There is an ongoing discussion/debate regarding the handling of NULLS in a data warehouse, however, the following article by Michelle Poolet summarizes it beautifully – “consider the data warehouse business requirements” (see http://sqlmag.com/database-administration/null-data-warehouse).
Beyond consideration, there are some data types that should get the DEFAULT treatment (bit, char, nchar, nvarchar, and varchar) and the following script can assist in creating these across every applicable column in your database.
SELECT Object_schema_name(T.[object_id], Db_id()) AS [Schema], T.[name] AS [table_name], AC.[name] AS [column_name], TY.[name] AS system_data_type, AC.[max_length], AC.[precision], AC.[scale], AC.[is_nullable], AC.[is_ansi_padded], 'ALTER TABLE dbo.' + T.[name] + ' ADD CONSTRAINT ' + AC.[name] + ' DEFAULT(' + CASE TY.[name] --WHEN 'int' THEN '0' --WHEN 'bigint' THEN '0' WHEN 'varchar' THEN '' WHEN 'bit' THEN '' WHEN 'char' THEN '' WHEN 'smalldatetime' THEN '' WHEN 'datetime' THEN '' --WHEN 'tinyint' THEN '0' --WHEN 'smallint' THEN '0' WHEN 'nvarchar' THEN '' --WHEN 'money' THEN '0.00' ELSE '' END +') FOR '+ac.name AS sqlstring FROM sys.[tables] AS T INNER JOIN sys.[all_columns] AC ON T.[object_id] = AC.[object_id] INNER JOIN sys.[types] TY ON AC.[system_type_id] = TY.[system_type_id] AND AC.[user_type_id] = TY.[user_type_id] WHERE T.[is_ms_shipped] = 0 AND T.[name] LIKE ('DIM%') AND AC.[name] NOT LIKE ( '%SrgKey%' ) AND TY.[name] in ('varchar', 'bit' , 'char', 'smalldatetime', 'datetime' , 'nvarchar')
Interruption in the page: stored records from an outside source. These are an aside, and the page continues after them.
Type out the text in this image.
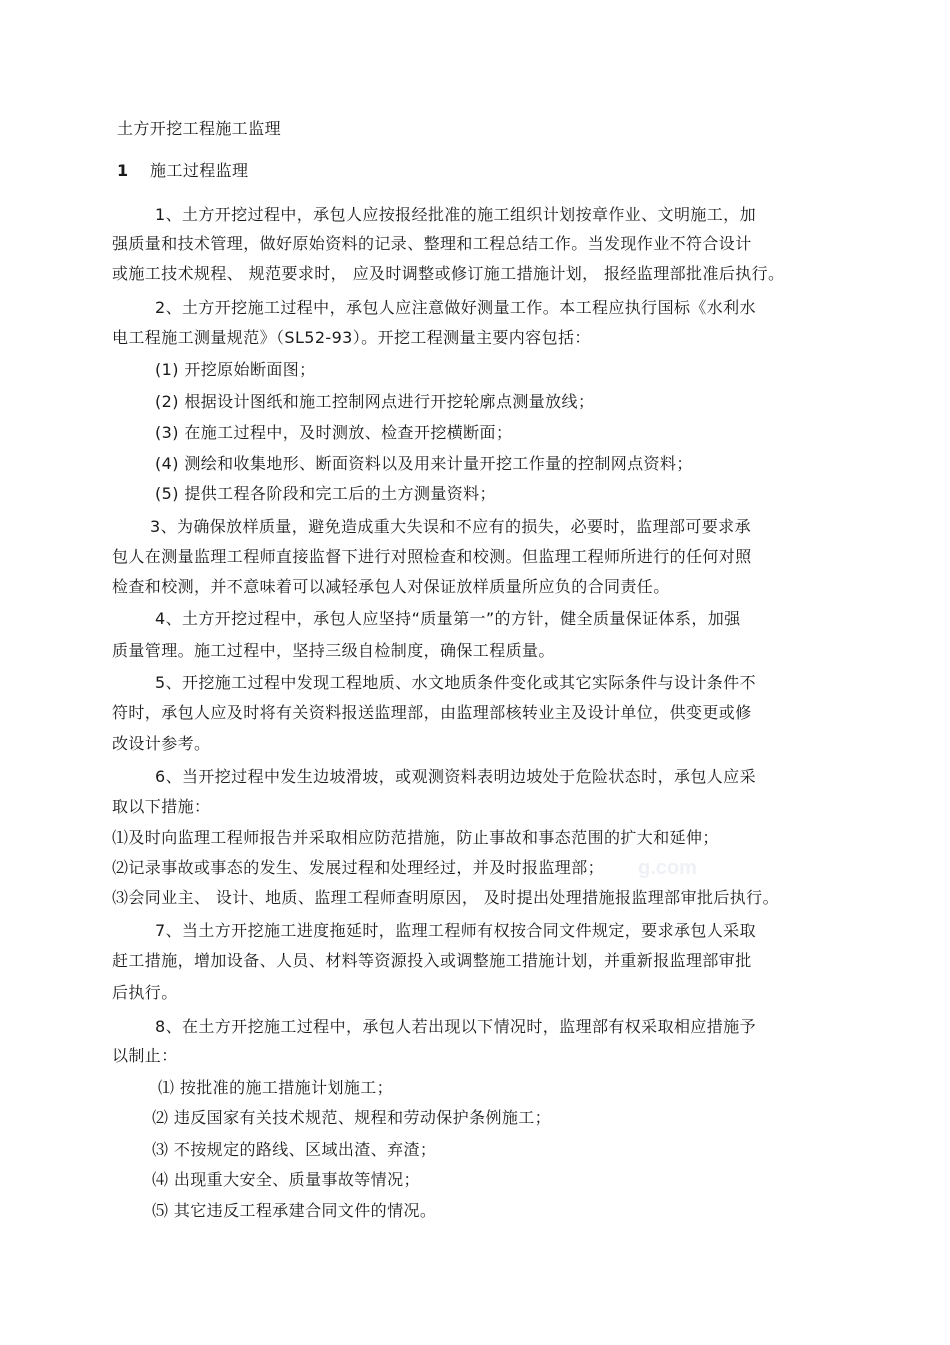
g.com
土方开挖工程施工监理
1 施工过程监理
1、土方开挖过程中，承包人应按报经批准的施工组织计划按章作业、文明施工，加
强质量和技术管理，做好原始资料的记录、整理和工程总结工作。当发现作业不符合设计
或施工技术规程、 规范要求时， 应及时调整或修订施工措施计划， 报经监理部批准后执行。
2、土方开挖施工过程中，承包人应注意做好测量工作。本工程应执行国标《水利水
电工程施工测量规范》（SL52-93）。开挖工程测量主要内容包括：
(1) 开挖原始断面图；
(2) 根据设计图纸和施工控制网点进行开挖轮廓点测量放线；
(3) 在施工过程中，及时测放、检查开挖横断面；
(4) 测绘和收集地形、断面资料以及用来计量开挖工作量的控制网点资料；
(5) 提供工程各阶段和完工后的土方测量资料；
3、为确保放样质量，避免造成重大失误和不应有的损失，必要时，监理部可要求承
包人在测量监理工程师直接监督下进行对照检查和校测。但监理工程师所进行的任何对照
检查和校测，并不意味着可以减轻承包人对保证放样质量所应负的合同责任。
4、土方开挖过程中，承包人应坚持“质量第一”的方针，健全质量保证体系，加强
质量管理。施工过程中，坚持三级自检制度，确保工程质量。
5、开挖施工过程中发现工程地质、水文地质条件变化或其它实际条件与设计条件不
符时，承包人应及时将有关资料报送监理部，由监理部核转业主及设计单位，供变更或修
改设计参考。
6、当开挖过程中发生边坡滑坡，或观测资料表明边坡处于危险状态时，承包人应采
取以下措施：
⑴及时向监理工程师报告并采取相应防范措施，防止事故和事态范围的扩大和延伸；
⑵记录事故或事态的发生、发展过程和处理经过，并及时报监理部；
⑶会同业主、 设计、地质、监理工程师查明原因， 及时提出处理措施报监理部审批后执行。
7、当土方开挖施工进度拖延时，监理工程师有权按合同文件规定，要求承包人采取
赶工措施，增加设备、人员、材料等资源投入或调整施工措施计划，并重新报监理部审批
后执行。
8、在土方开挖施工过程中，承包人若出现以下情况时，监理部有权采取相应措施予
以制止：
⑴ 按批准的施工措施计划施工；
⑵ 违反国家有关技术规范、规程和劳动保护条例施工；
⑶ 不按规定的路线、区域出渣、弃渣；
⑷ 出现重大安全、质量事故等情况；
⑸ 其它违反工程承建合同文件的情况。
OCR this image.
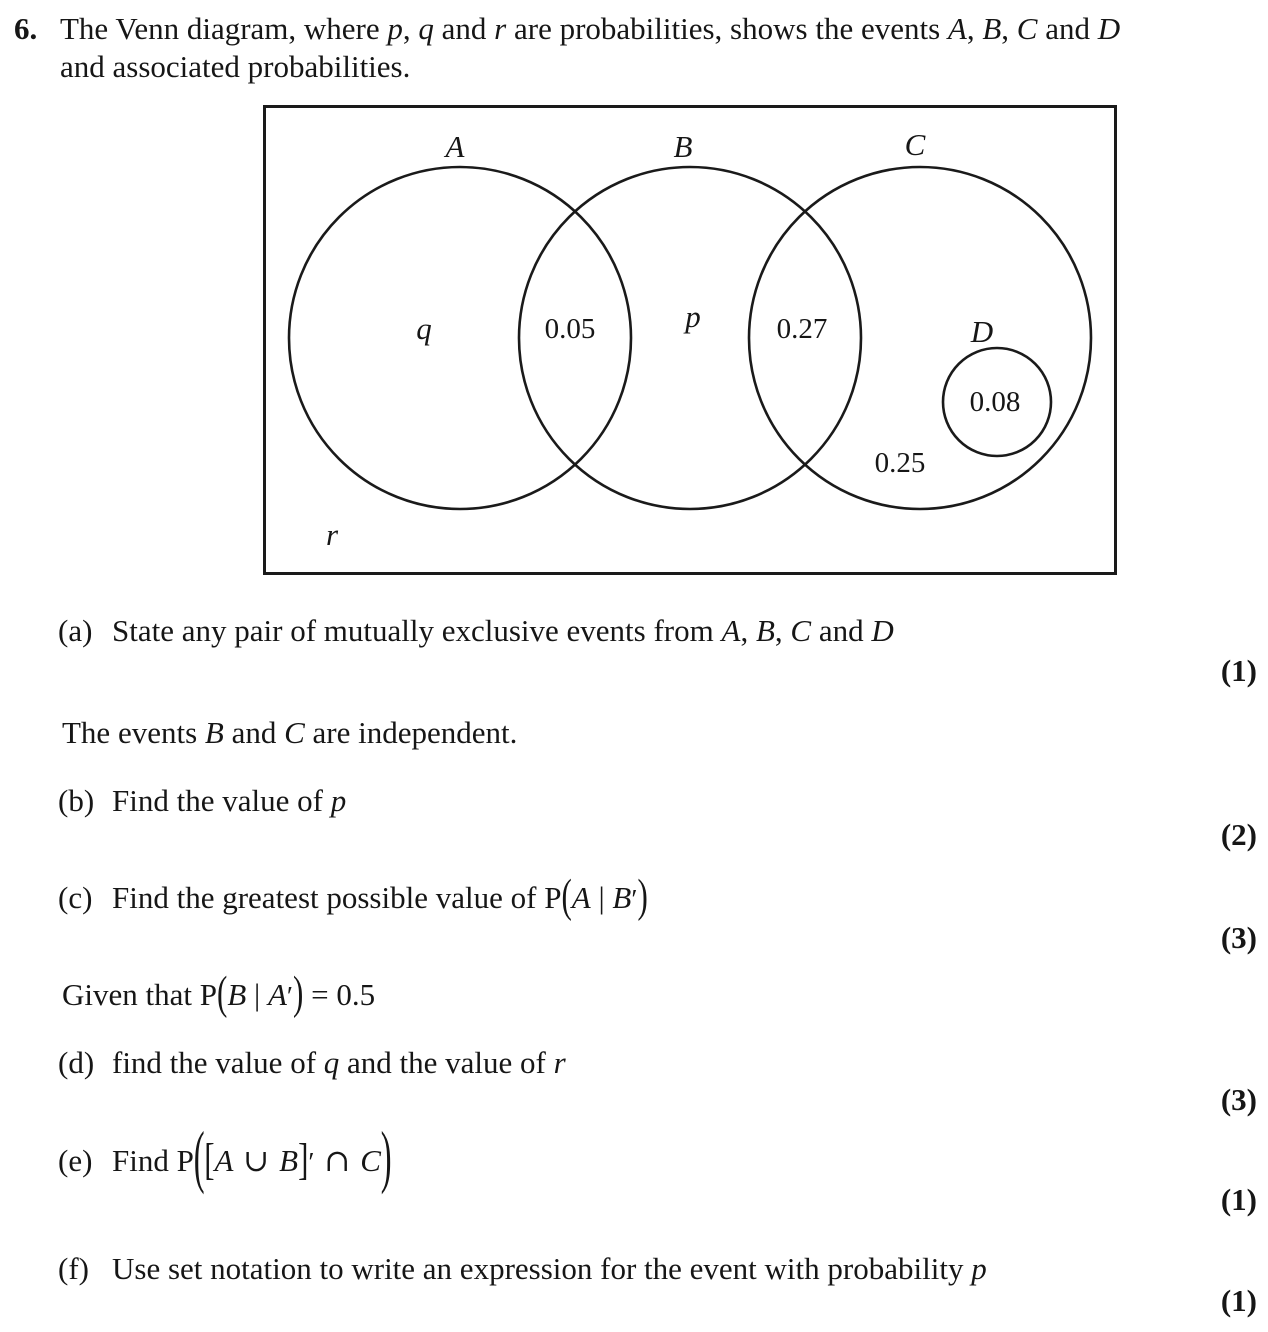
6. The Venn diagram, where p, q and r are probabilities, shows the events A, B, C and D
and associated probabilities.
A	B	C
D
q	0.05	p	0.27
0.25
0.08
r
(a) State any pair of mutually exclusive events from A, B, C and D
(1)
The events B and C are independent.
(b) Find the value of p
(2)
(c) Find the greatest possible value of P(A | B′)
(3)
Given that P(B | A′) = 0.5
(d) find the value of q and the value of r
(3)
(e) Find P([A ∪ B]′ ∩ C)
(1)
(f) Use set notation to write an expression for the event with probability p
(1)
I’ve taken the approach of defaulting values for all columns (less those affected by the WHERE clause) in my STAGING Database. The thought is that the non-NULL values inserted into my staging tables will persist to the TARGET database and I won’t experience one of a variety of issues (OLAP, T-SQL, or otherwise) that a development and/or user team will encounter due to having NULL values in the data warehouse.